Hier, mitten in der Lazarusgeschichte, beginnt Ostern, nicht erst in der Auferstehungsnacht. Es beginnt mit einer Revolution der Sprache aus dem Munde Jesu selbst. Er stellt unsere Menschenwörter auf den Kopf. Und dann fragt er Marta und mit ihr zusammen auch uns: Glaubst du das? Vertraust du diesen neuen Worten? Aber dürfen wir einem trauen, der einfach Wörter ändert? Kann das nicht jeder? Bleibt die ganze Revolution nicht doch eine Spiegelfechterei, eine Finte?
VI
Es gibt ein Ereignis im Leben Jesu, das darüber Klarheit schafft. Das Kreuz. Denn Jesus selber erlebte – gerade weil er wirklich Mensch war – keine größere Anfechtung für seine Revolution als das Sterbenmüssen.
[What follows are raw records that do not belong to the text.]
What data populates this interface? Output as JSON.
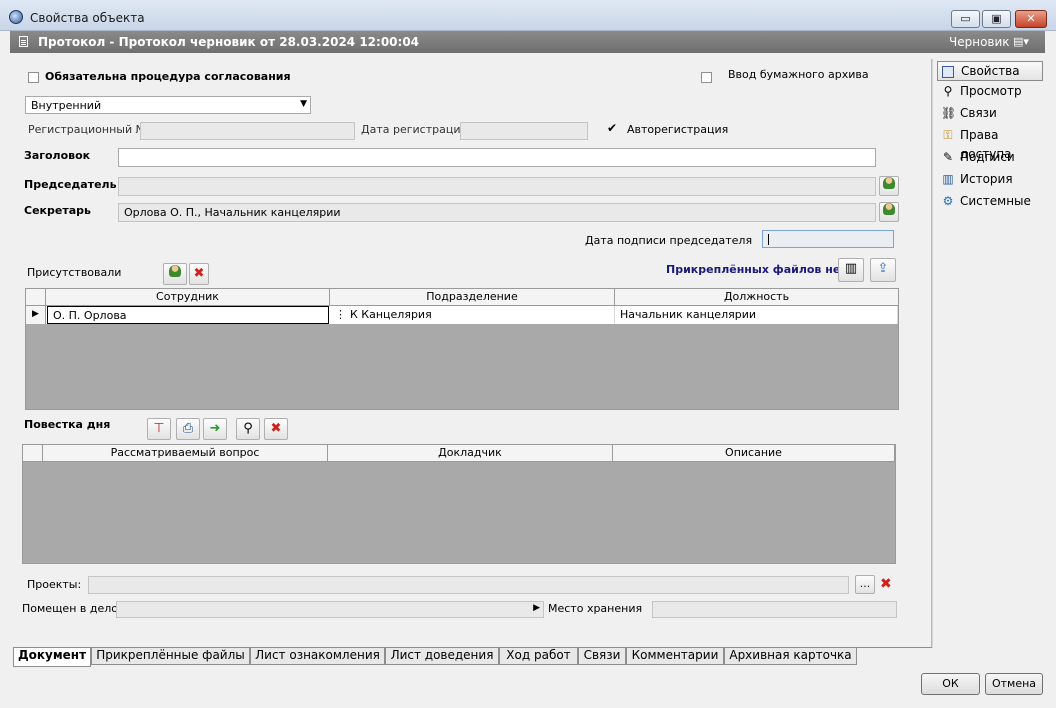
{
  "window": {
    "title": "Свойства объекта",
    "minimize": "▭",
    "maximize": "▣",
    "close": "✕"
  },
  "header": {
    "doc_title": "Протокол - Протокол  черновик  от 28.03.2024 12:00:04",
    "status": "Черновик"
  },
  "form": {
    "mandatory_approval_label": "Обязательна процедура согласования",
    "paper_archive_label": "Ввод бумажного архива",
    "type_value": "Внутренний",
    "reg_number_label": "Регистрационный №",
    "reg_number_value": "",
    "reg_date_label": "Дата регистрации",
    "reg_date_value": "",
    "auto_registration_label": "Авторегистрация",
    "auto_registration_checked": true,
    "heading_label": "Заголовок",
    "heading_value": "",
    "chairman_label": "Председатель",
    "chairman_value": "",
    "secretary_label": "Секретарь",
    "secretary_value": "Орлова О. П., Начальник канцелярии",
    "chairman_sign_date_label": "Дата подписи председателя",
    "present_label": "Присутствовали",
    "no_attachments": "Прикреплённых файлов нет"
  },
  "attendees_grid": {
    "headers": [
      "Сотрудник",
      "Подразделение",
      "Должность"
    ],
    "rows": [
      {
        "employee": "О. П. Орлова",
        "department": "К Канцелярия",
        "position": "Начальник канцелярии"
      }
    ]
  },
  "agenda": {
    "label": "Повестка дня",
    "headers": [
      "Рассматриваемый вопрос",
      "Докладчик",
      "Описание"
    ]
  },
  "projects": {
    "label": "Проекты:",
    "browse": "...",
    "value": ""
  },
  "case": {
    "placed_label": "Помещен в дело",
    "placed_value": "",
    "storage_label": "Место хранения",
    "storage_value": ""
  },
  "sidebar": {
    "items": [
      {
        "label": "Свойства",
        "icon": "properties-icon"
      },
      {
        "label": "Просмотр",
        "icon": "magnifier-icon"
      },
      {
        "label": "Связи",
        "icon": "link-icon"
      },
      {
        "label": "Права доступа",
        "icon": "key-icon"
      },
      {
        "label": "Подписи",
        "icon": "pen-icon"
      },
      {
        "label": "История",
        "icon": "book-icon"
      },
      {
        "label": "Системные",
        "icon": "system-icon"
      }
    ]
  },
  "tabs": [
    "Документ",
    "Прикреплённые файлы",
    "Лист ознакомления",
    "Лист доведения",
    "Ход работ",
    "Связи",
    "Комментарии",
    "Архивная карточка"
  ],
  "buttons": {
    "ok": "ОК",
    "cancel": "Отмена"
  }
}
Noch dazu dieses Sterben, wo er von Gott und der Welt verlassen scheint. Hier fallen die Würfel über die Wahrheit seiner neuen Wörter. Und wenn wir bekennen: Am dritten Tage auferstanden von den Toten, dann sagen wir nichts anderes als dies: Ja, Jesu Worte sind wahr, weil sie wirken, was sie sagen. An ihm selber, der sein Leben ganz und gar mit Gott gelebt hat, an ihm selber bestätigt sich ihre Wahrheit.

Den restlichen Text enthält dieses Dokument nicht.